Through exploration, experimentation and the creation of alternate reality art devices, questions about the limits between real, virtual and fictional worlds are called into question. The immersions and emersions characteristics of these three worlds and their confrontation with one and other require new ways of elaborating and analyzing creations. This capacity for adaptation, to go between immersion and emersion is particularly significant in the use of digital interfaces in alternate reality games.

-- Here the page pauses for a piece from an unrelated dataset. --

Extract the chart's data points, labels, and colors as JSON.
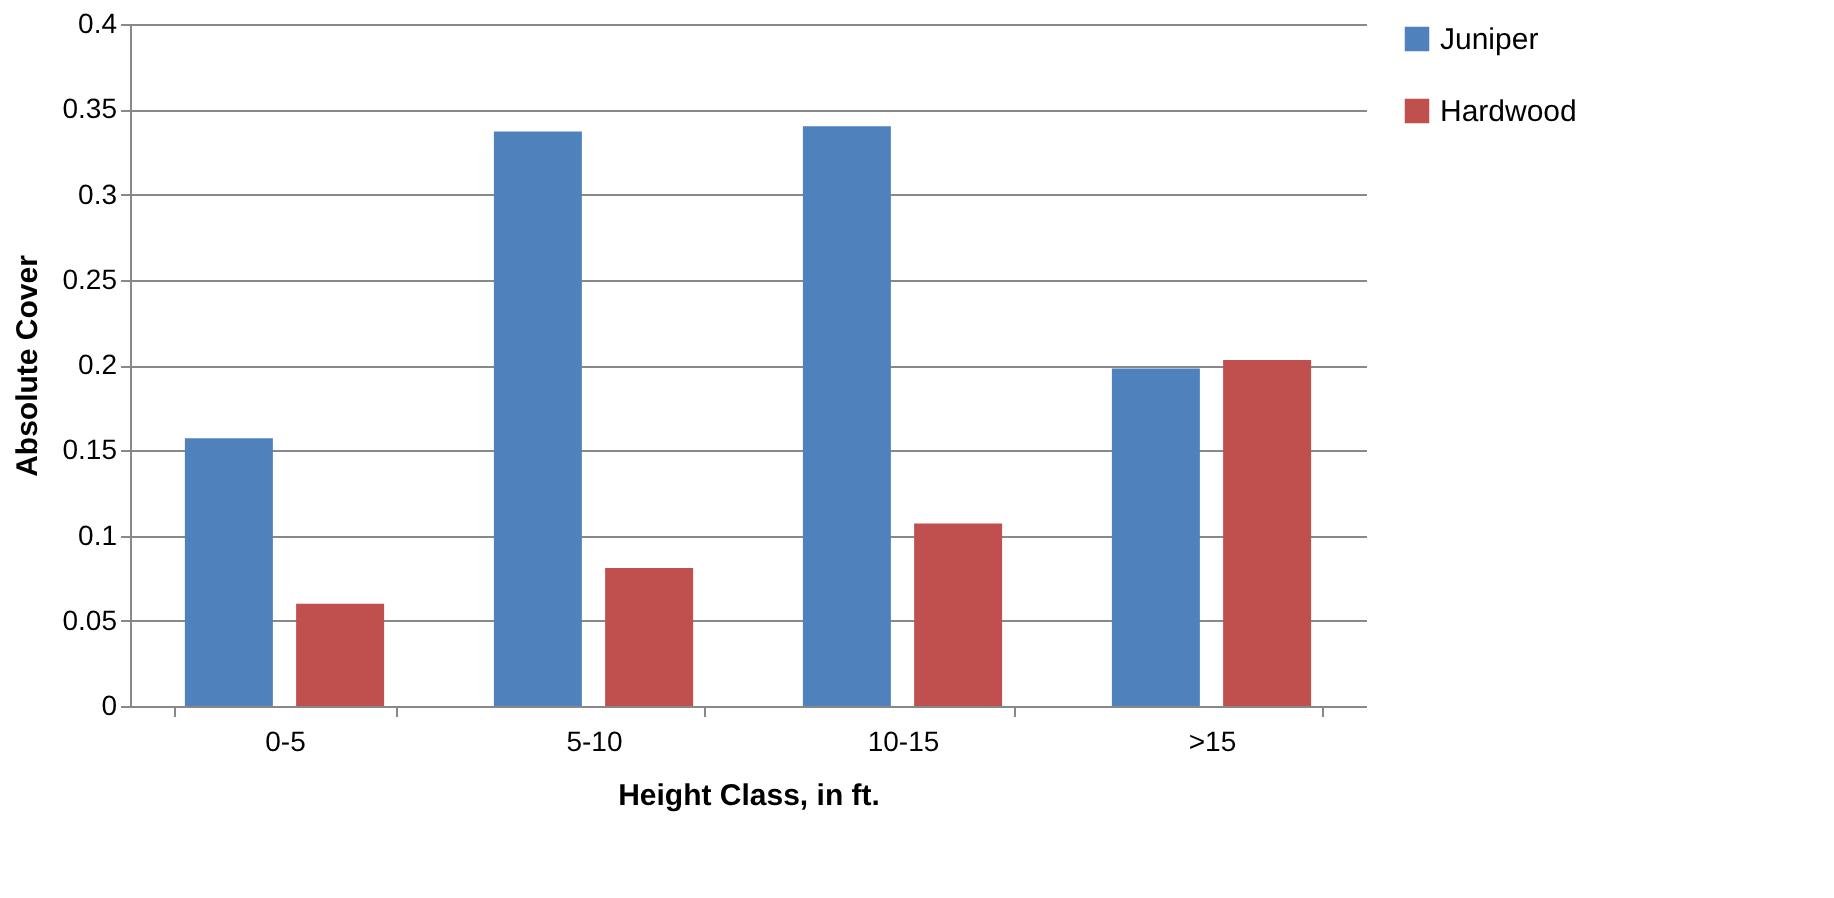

Yet it is also likely, in certain situations, to engender a reflexive, adaptive consciousness that is part of the artistic and aesthetic notion of device. The aesthetic dimension of artistic and ludic behavior and their continuum or their differentiation, thus offer a perspective that is part of this project. Digital interface suggests an extension of cognition, defending the idea that cognitive processes take place as much within a tool used as within the brain (extended cognition). However, extended cognition is not the only sort of cognition relevant to alternate reality art practice. In embodied cognition, representations go beyond the brain and throughout the whole body. In situated cognition, representations go beyond the body and at least partially into the environment. These cognitive dimensions have an impact on how we navigate through space.
How do digital interfaces accompany mobility and how is mobility is redefining these interfaces? What is the role given to digital interfaces to connect somebody in its spatial and social environment? What is the importance of co-construction of space by several subjects interacting? How are different cognitive levels involved are they implemented? How do existing artistic and recreational devices they use digital interfaces ? (collective of artists Blast Theory, Rimini Protokoll, Orbe, Stalker…)? How do they introduce new continuities between art and the game? How design and test scenarios and stories involved in urban games (construction / reception / participation)? These questions will help initiating these meetings.
Keywords: Digital Interfaces, Mobility, Cognitive, Artistic & Games Devices, Urban Games, Located-Based Mobility Games, Scenarios, Narrative.